Les Conservateurs finlandais se hissent sur la plus haute marche du podium

Par Kyösti Karvonen

Jusqu’à maintenant, le Parti de Rassemblement national (conservateur modéré) n’avait jamais été la plus grande formation politique de la Finlande. Sa victoire aux récentes élections municipales en fait désormais le plus grand parti du pays, tandis que les Verts devancent l’extrême-gauche et qu’un parti populiste revient sur la scène politique, écrit Kyösti Karvonen.

En règle générale, les élections municipales se déroulent partout sans vraiment faire de vagues. Le scrutin du 26 octobre dernier, au seuil de la période la plus obscure de l’année sous cette haute latitude, a été l’exception qui confirme la règle.

 Le résultat du scrutin a généré un couple de phénomènes qui sont des premières dans la vie politique finlandaise. Réputée pour son bon ordre politique, plutôt statique, elle est caractérisée par des changements mineurs dans les comportements de vote.

Cette fois-ci, l’électorat finlandais s’est quelque peu écarté de la voie habituelle. S’il s’était agi d’élections parlementaires et non pas municipales, les résultats auraient entraîné des changements significatifs sur l’échiquier politique, au niveau national.

Victoire historique des Conservateurs

Pour commencer, la victoire convaincante du Parti de Rassemblement, conservateur, est incontestablement historique. Pour la première fois dans la vie politique finlandaise, mis à part les élections européennes, les conservateurs l’emportent et gagnent la première place, reléguant derrière eux tant les sociaux-démocrates que le Parti du Centre.

Puheenjohtaja Jyrki Katainen on tyytyväinen kuntavaalien voittoonLe leader des Conservateurs, M. Jyrki Katainen s'est montré très satisfait avec le résultat du scrutin. Photo: Lehtikuva Oy/ Office du Premier Ministre

Les conservateurs ont longtemps formé un parti de dimension moyenne et même dépassé par les communistes ; confinés dans une interminable opposition, ils étaient fustigés d’incarner la droite. Aussi longtemps que le président Urho Kekkonen fut au pouvoir, l‘accès au gouvernement leur fut refusé et les Soviétiques les jugèrent indignes de confiance en politique étrangère.

Cette période, qualifiée, dans le langage politique finlandais, de mise sur la touche de la politique étrangère, ne prit fin qu’en 1987, après 20 années passées dans l’opposition. Depuis cette date, le Parti du Rassemblement a siégé pratiquement en permanence dans les gouvernements successifs, tout en restant une formation de second plan au sein des cabinets, enlevant la deuxième ou la troisième place aux élections, derrière l’une ou l’autre ou encore les deux autres grandes formations politiques du pays.

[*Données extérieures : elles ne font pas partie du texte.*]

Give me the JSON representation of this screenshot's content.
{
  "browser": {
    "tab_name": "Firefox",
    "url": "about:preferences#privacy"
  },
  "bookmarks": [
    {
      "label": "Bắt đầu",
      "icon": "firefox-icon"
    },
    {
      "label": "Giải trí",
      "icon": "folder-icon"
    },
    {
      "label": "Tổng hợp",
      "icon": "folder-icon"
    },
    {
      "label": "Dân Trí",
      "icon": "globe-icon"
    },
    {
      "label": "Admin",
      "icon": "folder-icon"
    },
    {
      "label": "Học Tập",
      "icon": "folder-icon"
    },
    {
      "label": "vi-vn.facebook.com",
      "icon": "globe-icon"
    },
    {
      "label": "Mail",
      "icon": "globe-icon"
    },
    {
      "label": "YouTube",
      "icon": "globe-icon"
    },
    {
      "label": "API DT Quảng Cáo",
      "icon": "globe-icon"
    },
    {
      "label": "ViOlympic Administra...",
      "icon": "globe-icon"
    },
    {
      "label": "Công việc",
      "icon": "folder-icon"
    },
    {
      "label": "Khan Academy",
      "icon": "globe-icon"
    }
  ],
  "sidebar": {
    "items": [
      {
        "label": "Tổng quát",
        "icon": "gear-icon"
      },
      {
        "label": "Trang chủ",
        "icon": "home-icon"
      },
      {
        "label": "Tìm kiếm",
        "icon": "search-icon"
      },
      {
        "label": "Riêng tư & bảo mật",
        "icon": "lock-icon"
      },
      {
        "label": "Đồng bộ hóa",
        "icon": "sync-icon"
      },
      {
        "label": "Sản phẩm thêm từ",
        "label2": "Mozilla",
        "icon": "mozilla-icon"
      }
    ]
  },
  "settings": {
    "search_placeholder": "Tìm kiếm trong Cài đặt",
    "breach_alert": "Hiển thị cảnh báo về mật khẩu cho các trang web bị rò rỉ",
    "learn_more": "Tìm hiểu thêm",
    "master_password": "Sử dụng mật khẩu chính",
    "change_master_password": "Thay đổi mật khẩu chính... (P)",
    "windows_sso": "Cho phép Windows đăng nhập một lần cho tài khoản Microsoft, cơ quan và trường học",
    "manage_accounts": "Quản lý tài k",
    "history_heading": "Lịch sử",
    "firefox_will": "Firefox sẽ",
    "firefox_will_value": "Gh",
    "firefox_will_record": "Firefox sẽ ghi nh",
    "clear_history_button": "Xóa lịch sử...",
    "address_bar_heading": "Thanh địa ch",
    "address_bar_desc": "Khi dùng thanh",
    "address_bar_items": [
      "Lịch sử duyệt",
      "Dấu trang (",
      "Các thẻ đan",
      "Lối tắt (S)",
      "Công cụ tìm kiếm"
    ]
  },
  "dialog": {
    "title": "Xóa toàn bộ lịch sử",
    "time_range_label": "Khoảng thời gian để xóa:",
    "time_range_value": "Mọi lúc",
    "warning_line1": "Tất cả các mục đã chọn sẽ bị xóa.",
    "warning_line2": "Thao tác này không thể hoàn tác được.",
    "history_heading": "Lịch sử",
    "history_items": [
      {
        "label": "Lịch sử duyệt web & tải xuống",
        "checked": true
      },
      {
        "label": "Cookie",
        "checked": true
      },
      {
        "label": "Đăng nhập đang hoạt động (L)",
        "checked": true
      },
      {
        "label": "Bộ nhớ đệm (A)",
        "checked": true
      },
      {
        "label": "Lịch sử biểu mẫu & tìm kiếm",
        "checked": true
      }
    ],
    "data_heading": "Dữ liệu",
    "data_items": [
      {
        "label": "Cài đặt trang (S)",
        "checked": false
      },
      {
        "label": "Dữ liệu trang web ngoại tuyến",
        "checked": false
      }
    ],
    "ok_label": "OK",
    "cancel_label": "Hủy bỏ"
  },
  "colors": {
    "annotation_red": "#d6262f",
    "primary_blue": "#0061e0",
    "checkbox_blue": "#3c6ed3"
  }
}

Cet automne, la course à la première place se présentait comme une situation d’ex aequo jusqu’aux deux dernières semaines d’une campagne restée terne. Les derniers sondages d’opinion, qui prédisaient une victoire des Conservateurs, ont, pour une fois, mis dans le mille !

L’ascension des conservateurs a débuté en 2006 ; leur candidat – l’actuel président du Parlement Sauli Niinistö – a perdu de justesse la bataille des présidentielles. Leur progression s’est poursuivie aux élections parlementaires de l’an dernier, lors desquelles le parti a été coiffé, sur le fil, par le Parti du Centre.

 A en croire bon nombre d’experts, cette belle victoire pourrait bien être suivie par une autre, cette fois aux élections européennes l’an prochain, puis aux parlementaires en 2011 et à l’élection présidentielle un an plus tard. Une victoire en 2011 donnerait au parti le rôle de leader de la coalition gouvernementale ; une victoire à la présidentielle serait une première depuis quelques 60 ans.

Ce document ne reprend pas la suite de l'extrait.